Dijelaskan, saat ini kasus suspect (ternak tanpa gejala- TTG) didata jika ada ternak dalam 1 kandang ada yang terdampak, seluruh ternak yang berada dalam 1 kandang tersebut dinyatakan suspek dengan data sebanyak 1.418 ekor dengan rincian 1.304 ekor sapi, 113 ekor kambing dan 1 ekor domba.

Kemudian yang data terkonfirmasi adalah laporan ada ternak yang sakit dilaporkan ke ISIKHNAS dn telah dikonfirmasi oleh dokter hewan yang bertanggungjawab dengan data sebanyak 684 ekor dengan rincian 614 ekor sapi, 69 ekor kambing dan 1 ekor domba.

Kemudian yang sudah dinyatakan sembuh mencapai 270 ekor dengan rincian 247 ekor sapi dan 23 ekor kambing, “ sedang data hewan yang mati mencapai 6 ekor masing-masing 4 ekor sapi, 1 ekor kambing dan 1 ekor domba, dengan 9 ekor sapi dipotong paksa, “ jelas Emrizal.

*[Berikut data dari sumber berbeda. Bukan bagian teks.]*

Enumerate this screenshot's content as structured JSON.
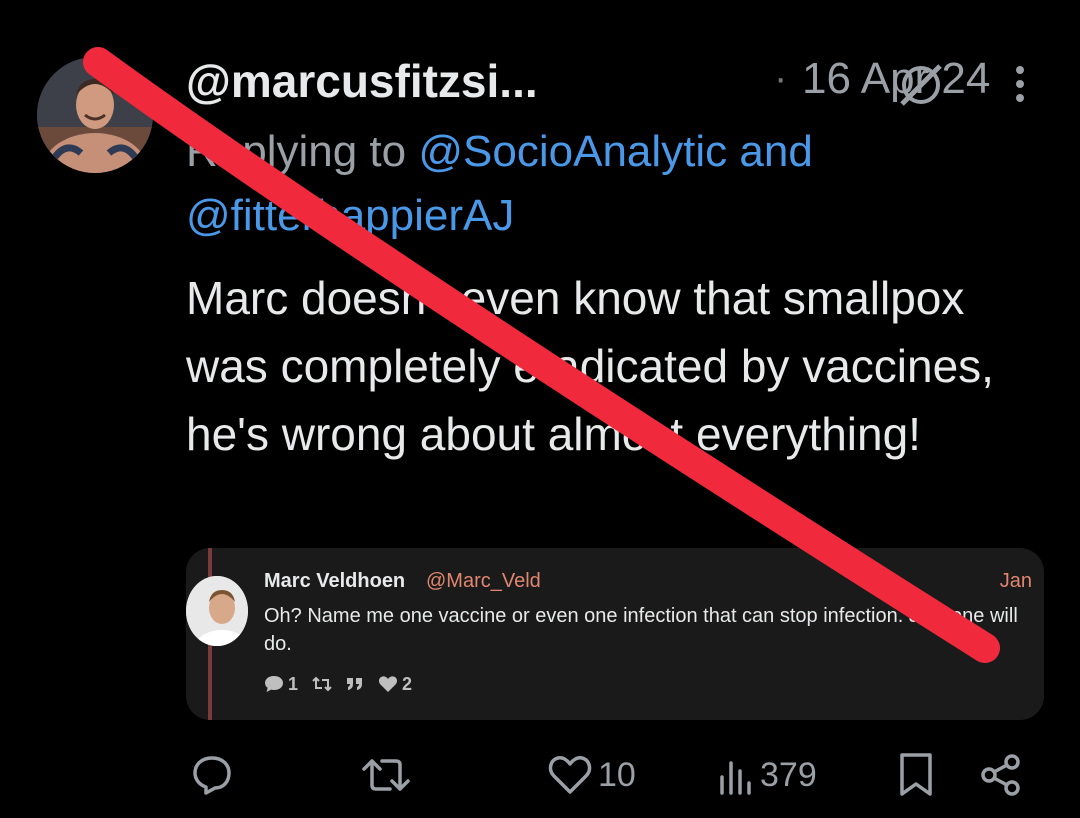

Ditegaskan, saat ini pihaknya melakukan pengawasan ekstra terhadap seluruh hewan ternak yang ada di kabupaten Agam dan sosialisasi terkait kasus PMK sudah disebarluaskan ke seluruh pemilik hewan ternak, “ kita berharap, jika ada kasus baru, segera laporkan untuk penanganan lebih lanjut, “ ulasnya.

Distan Agam, ulas Emrizal juga sudah menjalin kerjasama dengan berbagai jajaran terkait untuk mengantisipasi menjalarnya kasus PMK di kabupaten Agam, termasuk melakukan penyekatan dan pengawasan khusus hewan ternak dari daerah lain yang masuk ke wilayah kabupaten Agam.